For a Hospitalist Career, Call Me When You’re Ready to be Happy

There’s a particular conversation I’ve had with fellow hospitalist colleagues. I’ve had it so many times it’s almost like a tape recorder. Here’s how it goes:

Them: Angie, I’m done. I’ve had it. I want to quit

Me: Oh?

Them: Yea. I’m going to look for another job.

Me: Ok , I understand and  I support you.

Them: What? Aren’t you going to try and get me to stay?

Me: No. You’re free. Go find yourself.

Them: Go find myself?

Me: Yes. And then call me when you figure out what makes you happy.

I’ve encountered this conversation with most of the new grads that go into hospital medicine. I had a colleague once text me literally in the middle of her first job interview after she told me she wanted to quit. In so many words, her text read: Never mind. You were right. I’m coming back.

Within a few minutes of that interview, she had realized she wasn’t going to get the leadership support that she had at US Acute Care Solutions. It’s always something.

There is no doubt that hospitalists, like many other specialties, are facing a crisis of burnout. There are a range of factors, which every hospitalist can list in their sleep: the seven on, seven off schedule and the ever-increasing documentation requirements probably top the list.

For some, they go to other hospitals or other practice settings and realize, like my colleague did, that they are not getting the leadership support they want. It’s not uncommon for hospitalist leadership to stop working clinically, which makes it challenging for those leaders to relate to the everyday challenges a hospitalist faces. It’s as if they’ve lost their finger on the pulse of the everyday issues a hospitalist has to go through.

Other hospitalists get out of residency after years and years of training, and the reality of the job they’ve been trained to do doesn’t meet their expectations. They’ve never hit the pause button to figure out what it is they want out of their careers – or their lives.

So, they go in search of more money, figuring that if they can’t have job satisfaction at least they’ll cash in. Unfortunately, they soon realize that the vesting schedule of the group they are looking at is x, and the incentive pay is actually y, and they too come back to me. They realize that the benefits at USACS actually made their overall financial picture more secure with us.

Meanwhile, several female hospitalists who I’ve talked to go out in search of a better job but realize that none of the other groups offer the strong parental leave benefit that we do or are as committed to having women in leadership roles. As USACS’ National Senior Director of Quality and Education for Hospitalists, I’m a walking example of that. And regarding that other colleague who texted me from the job interview? A few months after she decided to stay with USACS, she was promoted to an Assistant Hospitalist Medical Director role.

Other times it’s the culture that brings them back to USACS. They miss our sense of teamwork, our collegiality, the sense that we are all in this together. They miss the willingness of our leadership to listen and work together with them to solve problems.

Our model of integrating hospitalists with the emergency medicine providers – placing both groups under one umbrella with the same leadership and making them all owners – may not seem all that important to a new hospitalist. However, they quickly realize how valuable the model is as soon as they try to solve a problem, and they see that instead of a long drawn out process of adversarial groups with different motives, they can come together with fellow colleagues and actually figure out a solution that works for everyone.

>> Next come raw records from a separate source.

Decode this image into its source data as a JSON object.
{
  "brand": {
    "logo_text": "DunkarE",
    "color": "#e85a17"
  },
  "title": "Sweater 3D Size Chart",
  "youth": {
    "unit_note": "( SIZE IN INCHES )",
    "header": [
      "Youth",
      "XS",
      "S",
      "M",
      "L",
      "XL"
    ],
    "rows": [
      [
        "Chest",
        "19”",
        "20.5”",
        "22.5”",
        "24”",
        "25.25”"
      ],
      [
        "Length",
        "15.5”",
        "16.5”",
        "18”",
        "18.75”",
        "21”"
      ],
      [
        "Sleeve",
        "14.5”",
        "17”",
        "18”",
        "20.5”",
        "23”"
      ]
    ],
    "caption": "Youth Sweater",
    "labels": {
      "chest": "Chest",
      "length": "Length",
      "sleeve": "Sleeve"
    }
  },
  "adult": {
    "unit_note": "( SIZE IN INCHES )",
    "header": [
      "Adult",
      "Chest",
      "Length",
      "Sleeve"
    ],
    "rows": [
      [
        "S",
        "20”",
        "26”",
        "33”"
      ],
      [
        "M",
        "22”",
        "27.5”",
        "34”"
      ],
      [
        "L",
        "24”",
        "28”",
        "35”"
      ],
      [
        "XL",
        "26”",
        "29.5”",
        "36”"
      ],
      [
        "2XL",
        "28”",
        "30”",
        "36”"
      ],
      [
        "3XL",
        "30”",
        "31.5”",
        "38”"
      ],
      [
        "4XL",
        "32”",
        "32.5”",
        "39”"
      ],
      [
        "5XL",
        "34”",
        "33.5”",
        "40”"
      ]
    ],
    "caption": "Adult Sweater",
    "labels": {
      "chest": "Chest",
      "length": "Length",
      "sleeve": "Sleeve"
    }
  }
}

Hospitalists are an analytical bunch to be sure. But few of them having just graduated residency have truly figured out what makes them happy, in work or in life. It is tempting, when their work lives run up against the realities of hospitalist medicine, to go in search of greener pastures. But the grass isn’t always greener.

I will continue to give the same three-worded advice that I have given in the past to any hospitalist who is confused: go find yourself. It sounds cliché, but it’s true. And then, when they’ve figured out what they actually need to be happy, they always give me a call.